Ambisi Bre Wirabhumi untuk mendongkel Wikramardhana dari Majapahit barat inilah yang kemudian menyebabkan perang antara kedua kerajaan terjadi dimana-mana, dimulai dari perang-perang kecilan, saling embargo, sampai pada hina menghina diantara rakyat kedua kerajaan.
Perang yang berlarut-larut diantara kedua kerajaan ini kemudian menyebabkan terpuruknya perekonomian rakyat dikedua kerajaan, selain itu bagi Majapahit barat perang ini juga berimbas pada kemrosotan Majapahit barat dalam mengontrol wilayah kekuasannya yang luas.
Pada saat perang berkecamuk antara Majapahit barat dengan Majapahit timur berlangsung, Jawa kedatangan utusan kekaisaran China, dalam sejarah utusan-utusan tersebut dipimpin oleh laksamana Cheng-ho.
Utusan-utusan tersebut mendatangi tiap-tiap kerajaan termasuk didalamnya Majapahit barat dan Timur, pada saat menjadi tamu di Istana Kerajaan Majapahit timur inilah, pucak dari perang Paregreg meletus. Kejadian tersebut diperkirakan terjadi pada tahun 1406 masehi.
Pada tahun itu pihak Majapahit Barat yang dipimpin Bre Tumapel (Putra Wikramardana) menyerbu Majapahit timur, dalam penyerbuan ini pasukan Bre Tumapel berhasil menghancurkan pasukan Majapahit timur, bahkan berhasil menduduki Istana, dalam peristiwa perang kota dan perebutan Istana ini sebanayak 170 utusan kekaisaran China, yaitu bagian dari orang-orang China rombongan laksaman Cheng-ho ikut terbunuh.
Dalam penyerangan itu, Bre Wirabhumi dikisahkan melarikan diri dari Istan dengan menggunakan perahu, akan tetapi pelariannya ini tidak berhasil, ia ditangkap dan untuk kemudian ia dipenggal oleh Raden Gajah (Narapati) yang kala itu menjabat sebagai Anggabaya.
Kepala Bre Wirabhumi kemudian dibawa kehadapan Raja Majapahit barat.
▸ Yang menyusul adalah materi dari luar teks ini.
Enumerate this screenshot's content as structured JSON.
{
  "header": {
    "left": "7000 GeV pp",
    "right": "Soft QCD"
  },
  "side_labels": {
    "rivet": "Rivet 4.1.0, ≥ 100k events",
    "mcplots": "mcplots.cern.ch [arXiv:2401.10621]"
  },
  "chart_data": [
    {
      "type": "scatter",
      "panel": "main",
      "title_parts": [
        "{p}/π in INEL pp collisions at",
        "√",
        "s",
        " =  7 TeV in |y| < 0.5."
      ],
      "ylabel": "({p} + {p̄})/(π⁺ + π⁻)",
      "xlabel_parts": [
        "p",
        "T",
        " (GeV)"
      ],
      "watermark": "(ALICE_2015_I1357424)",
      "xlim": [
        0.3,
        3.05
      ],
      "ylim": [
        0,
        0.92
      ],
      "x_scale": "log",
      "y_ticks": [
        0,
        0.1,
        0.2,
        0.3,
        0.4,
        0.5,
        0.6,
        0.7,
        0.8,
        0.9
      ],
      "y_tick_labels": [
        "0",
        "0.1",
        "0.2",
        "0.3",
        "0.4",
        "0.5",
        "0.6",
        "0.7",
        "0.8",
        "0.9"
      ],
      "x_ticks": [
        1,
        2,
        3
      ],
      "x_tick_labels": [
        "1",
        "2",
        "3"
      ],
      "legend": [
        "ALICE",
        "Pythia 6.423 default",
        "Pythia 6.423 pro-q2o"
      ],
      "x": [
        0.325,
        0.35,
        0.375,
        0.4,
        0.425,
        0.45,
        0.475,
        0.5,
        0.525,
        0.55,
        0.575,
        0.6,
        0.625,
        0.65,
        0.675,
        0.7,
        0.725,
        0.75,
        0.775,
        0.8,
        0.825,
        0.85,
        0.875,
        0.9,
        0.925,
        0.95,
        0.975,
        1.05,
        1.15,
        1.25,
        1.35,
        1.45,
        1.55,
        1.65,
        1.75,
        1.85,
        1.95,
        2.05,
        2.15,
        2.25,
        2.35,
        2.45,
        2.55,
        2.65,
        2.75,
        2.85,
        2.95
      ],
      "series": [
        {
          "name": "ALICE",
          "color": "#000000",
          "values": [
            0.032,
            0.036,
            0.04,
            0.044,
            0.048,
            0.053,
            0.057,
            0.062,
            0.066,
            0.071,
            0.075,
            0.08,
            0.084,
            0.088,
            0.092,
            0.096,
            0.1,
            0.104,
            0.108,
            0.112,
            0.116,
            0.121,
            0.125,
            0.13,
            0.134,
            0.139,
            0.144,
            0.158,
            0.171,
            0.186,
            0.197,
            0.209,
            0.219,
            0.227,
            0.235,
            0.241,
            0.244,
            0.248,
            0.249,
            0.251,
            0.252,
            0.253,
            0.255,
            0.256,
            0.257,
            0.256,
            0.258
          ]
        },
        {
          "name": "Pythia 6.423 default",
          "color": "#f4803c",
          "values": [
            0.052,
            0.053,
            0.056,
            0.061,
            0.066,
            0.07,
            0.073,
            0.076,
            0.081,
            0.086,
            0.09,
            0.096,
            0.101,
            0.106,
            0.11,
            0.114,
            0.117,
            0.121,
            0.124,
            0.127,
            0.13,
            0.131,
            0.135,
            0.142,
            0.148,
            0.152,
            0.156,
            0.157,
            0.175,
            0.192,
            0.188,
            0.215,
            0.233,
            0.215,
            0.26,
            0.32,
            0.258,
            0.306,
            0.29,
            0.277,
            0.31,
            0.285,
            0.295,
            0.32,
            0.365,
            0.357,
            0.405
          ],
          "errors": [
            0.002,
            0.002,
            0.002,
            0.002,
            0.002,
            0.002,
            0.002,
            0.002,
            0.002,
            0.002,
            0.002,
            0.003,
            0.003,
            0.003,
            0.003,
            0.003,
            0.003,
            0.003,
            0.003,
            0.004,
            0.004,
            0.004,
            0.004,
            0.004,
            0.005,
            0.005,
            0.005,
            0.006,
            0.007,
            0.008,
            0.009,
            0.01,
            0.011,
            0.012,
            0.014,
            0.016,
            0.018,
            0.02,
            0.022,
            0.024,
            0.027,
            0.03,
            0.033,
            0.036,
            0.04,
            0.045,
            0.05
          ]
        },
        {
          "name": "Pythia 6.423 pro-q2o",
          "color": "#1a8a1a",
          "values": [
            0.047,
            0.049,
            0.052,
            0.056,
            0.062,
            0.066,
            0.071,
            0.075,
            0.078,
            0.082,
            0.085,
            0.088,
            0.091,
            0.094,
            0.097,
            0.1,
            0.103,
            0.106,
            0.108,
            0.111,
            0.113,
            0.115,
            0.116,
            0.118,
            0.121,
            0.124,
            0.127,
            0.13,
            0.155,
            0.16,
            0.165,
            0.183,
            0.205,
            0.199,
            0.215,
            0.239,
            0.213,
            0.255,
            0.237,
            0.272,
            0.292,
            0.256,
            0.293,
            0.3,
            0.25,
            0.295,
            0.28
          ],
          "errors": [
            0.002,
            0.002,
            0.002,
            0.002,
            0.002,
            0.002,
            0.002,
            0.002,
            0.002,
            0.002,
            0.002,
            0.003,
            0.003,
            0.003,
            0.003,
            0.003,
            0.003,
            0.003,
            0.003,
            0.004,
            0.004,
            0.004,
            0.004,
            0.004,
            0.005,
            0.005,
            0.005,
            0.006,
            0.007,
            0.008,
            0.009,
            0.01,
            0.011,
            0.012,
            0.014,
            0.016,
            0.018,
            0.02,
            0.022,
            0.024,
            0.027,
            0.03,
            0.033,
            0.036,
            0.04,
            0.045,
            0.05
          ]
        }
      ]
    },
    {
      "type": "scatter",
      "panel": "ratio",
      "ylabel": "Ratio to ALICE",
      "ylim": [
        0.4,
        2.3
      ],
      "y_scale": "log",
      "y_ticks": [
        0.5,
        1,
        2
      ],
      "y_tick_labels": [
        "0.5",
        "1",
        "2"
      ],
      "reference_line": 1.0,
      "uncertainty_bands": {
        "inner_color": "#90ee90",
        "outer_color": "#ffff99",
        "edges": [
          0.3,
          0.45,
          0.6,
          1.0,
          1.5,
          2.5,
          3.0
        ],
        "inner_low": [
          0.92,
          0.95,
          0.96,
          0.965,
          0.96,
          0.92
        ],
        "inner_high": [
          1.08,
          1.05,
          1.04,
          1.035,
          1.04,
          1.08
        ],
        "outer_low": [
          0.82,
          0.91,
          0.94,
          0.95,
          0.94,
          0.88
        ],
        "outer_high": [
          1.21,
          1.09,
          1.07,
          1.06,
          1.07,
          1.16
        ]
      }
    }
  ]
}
Setelah terbunuhnya Bre Wirabhumi, Majapahit kemudian resmi menjadi satu kerajaan lagi, sebab Kerajaan Majapahit timur telah runtuh.
Terbunuhnya 170 utusan kekaisaran China kemudian membuat masalah baru bagi kerajaan Majapahit barat, Kaisar China memprotes tindakan tersebut, mereka melayangkan keberatan, dan meminta ganti rugi dari tewasnya ratusan pasukan mereka.
Tragedi ini kemudian memaksa Majapahit barat untuk membayar ganti rugi sebanyak 60.000 tahil emas kepada China. Majapahit barat yang kala itu baru saja selesai perang dan menyatukan kerajaan, tentu kas kerajaannya terkuras habis, oleh sebab itu Kerajaan akhirnya mengangsur biyaya ganti rugi tersebut kepada kekaisaran China.
Ma-Huan selaku sekertaris Cengho mencatat bahwa sampai tahun 1408M yaitu 2 tahun selepas tragedi puncak perang Paregreg yang menyebabkan terbunuhnya 170 utasan China, Majapahit baru membayar sebanyak 10.000 tahil emas. Namun karena kasihan terhadap kondisi Majapahit yang sedang terpuruk, sekaligus ingin menjalin persahabatan yang baik dengan Majapahit Kaisar Yung-Lo kemudian membebaskan biyaya ganti rugi itu.